Downloading + Storing Visuals:
To determine what visuals needed to be downloaded, we would use Meta’s API to find ads that we have not stored yet, and send them through an AWS EventBridge process. Note: when building this project, we originally focused on only Meta data. However, once we had built and tested the events, we incorporated data from other platform APIs such as TikTok and Twitter. This process allowed us to easily add in new platforms and build upon only the necessary event lambdas in the event bus.
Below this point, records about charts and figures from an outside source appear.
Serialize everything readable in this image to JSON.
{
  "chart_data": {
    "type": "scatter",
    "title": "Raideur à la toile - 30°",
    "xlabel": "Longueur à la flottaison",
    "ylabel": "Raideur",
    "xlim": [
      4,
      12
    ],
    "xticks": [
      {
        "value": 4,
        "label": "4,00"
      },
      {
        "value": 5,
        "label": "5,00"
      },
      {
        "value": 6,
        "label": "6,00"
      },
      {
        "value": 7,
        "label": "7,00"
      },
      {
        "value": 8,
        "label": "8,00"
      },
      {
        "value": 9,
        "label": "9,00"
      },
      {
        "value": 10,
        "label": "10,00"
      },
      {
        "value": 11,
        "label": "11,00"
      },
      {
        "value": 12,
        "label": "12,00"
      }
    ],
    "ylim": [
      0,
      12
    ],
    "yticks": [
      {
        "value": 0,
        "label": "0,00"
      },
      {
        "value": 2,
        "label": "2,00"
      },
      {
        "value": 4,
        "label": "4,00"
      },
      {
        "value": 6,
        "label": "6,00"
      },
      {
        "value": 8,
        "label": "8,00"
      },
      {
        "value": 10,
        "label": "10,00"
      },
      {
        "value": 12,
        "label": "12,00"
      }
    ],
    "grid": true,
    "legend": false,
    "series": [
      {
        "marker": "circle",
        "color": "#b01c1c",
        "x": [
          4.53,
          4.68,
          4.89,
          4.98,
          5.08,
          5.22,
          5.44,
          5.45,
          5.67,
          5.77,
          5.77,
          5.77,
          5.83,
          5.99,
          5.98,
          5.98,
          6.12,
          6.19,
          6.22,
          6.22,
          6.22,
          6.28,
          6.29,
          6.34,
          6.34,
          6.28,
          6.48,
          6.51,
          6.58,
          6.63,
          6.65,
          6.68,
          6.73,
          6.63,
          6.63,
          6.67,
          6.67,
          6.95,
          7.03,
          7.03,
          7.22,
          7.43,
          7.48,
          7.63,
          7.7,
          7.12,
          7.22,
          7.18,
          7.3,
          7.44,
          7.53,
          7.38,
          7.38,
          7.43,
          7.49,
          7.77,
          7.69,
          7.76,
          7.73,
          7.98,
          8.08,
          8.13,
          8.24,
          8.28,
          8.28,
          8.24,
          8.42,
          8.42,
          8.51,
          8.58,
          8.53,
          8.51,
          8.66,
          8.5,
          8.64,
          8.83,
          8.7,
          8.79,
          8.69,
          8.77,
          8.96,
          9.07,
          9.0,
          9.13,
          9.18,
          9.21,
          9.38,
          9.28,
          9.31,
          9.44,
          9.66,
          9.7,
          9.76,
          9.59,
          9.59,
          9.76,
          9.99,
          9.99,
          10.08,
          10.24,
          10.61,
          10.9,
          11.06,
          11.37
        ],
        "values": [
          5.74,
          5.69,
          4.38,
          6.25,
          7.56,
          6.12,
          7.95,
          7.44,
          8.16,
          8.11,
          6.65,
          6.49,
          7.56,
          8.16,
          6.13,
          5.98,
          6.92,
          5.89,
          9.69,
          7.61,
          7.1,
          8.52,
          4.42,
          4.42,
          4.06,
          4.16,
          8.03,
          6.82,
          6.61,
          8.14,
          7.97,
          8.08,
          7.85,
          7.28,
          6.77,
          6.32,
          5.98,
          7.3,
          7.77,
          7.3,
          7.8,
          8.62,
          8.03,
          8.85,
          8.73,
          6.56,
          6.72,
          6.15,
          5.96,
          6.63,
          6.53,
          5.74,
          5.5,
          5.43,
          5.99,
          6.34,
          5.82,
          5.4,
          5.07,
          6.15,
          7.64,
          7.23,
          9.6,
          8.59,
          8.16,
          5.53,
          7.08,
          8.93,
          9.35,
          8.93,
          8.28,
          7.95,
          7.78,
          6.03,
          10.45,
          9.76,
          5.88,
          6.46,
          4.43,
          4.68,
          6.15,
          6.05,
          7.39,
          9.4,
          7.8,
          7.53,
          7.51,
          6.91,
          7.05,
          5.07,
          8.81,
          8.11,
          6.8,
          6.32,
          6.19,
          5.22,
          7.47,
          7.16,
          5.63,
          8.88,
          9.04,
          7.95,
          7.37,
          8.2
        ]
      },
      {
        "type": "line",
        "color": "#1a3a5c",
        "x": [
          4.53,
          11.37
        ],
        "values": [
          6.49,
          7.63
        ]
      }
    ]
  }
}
The first step: get the image/video data from Meta via their API, and store it in a database (using mongoDB), in addition to storing the actual visual in an AWS S3 bucket.
Event Bus Steps:
-
Technically, at step 0, we have a handler that takes in the missing visuals request. We get a list of missing ads to send to the handler, and it then breaks up each ad in the array to send to the First Event.
The first event for each individual request by ad or visual uses the MetaAPI to get creative data returned. Then we store the data into mongoDB and the S3 bucket.
Once that process is finished, the response returned gets picked up by the next event in the bus.
-
We use a series of visual recognition APIs to get as much information as possible.
In this first step, we focused on using AWS Rekognition in order to return an array of labels for each visual.
The responses are stored in our database. Then we move onto the next labelling process that gets picked up in the Event Bus.
-
The next two events picked up by EventBridge use the following API services:
Google Vision
Google Gemini
Both of these are separate events since we are looking for specific kinds of descriptive labels.
With the popularity of AI services such as Gemini, we are able to fine tune the types of labels we are looking for. Instead of only being able to grab “Blue” as a label for just the image background, we can give granular prompts such as “What is the hair color of the model in this image?” The open ended-ness of Gemini allows users to customize what they are looking for in their visuals.
Putting it Together
Using an EventBridge via AWS allowed us to easily rerun specific steps in case they failed, and store data along the way. Instead of having to wait until the end of the process to save everything into our database and AWS, we could store data and make updates in each step.
This was a really cool project to work on, since I actually really enjoy rewriting and refactoring code to improve it. A lot of it ended up having to be written from scratch in order to fit it into this new system, but it was a great challenge, and I learned a lot. This was my introduction into using the EventBridge and RDS in AWS, which were really interesting to create with.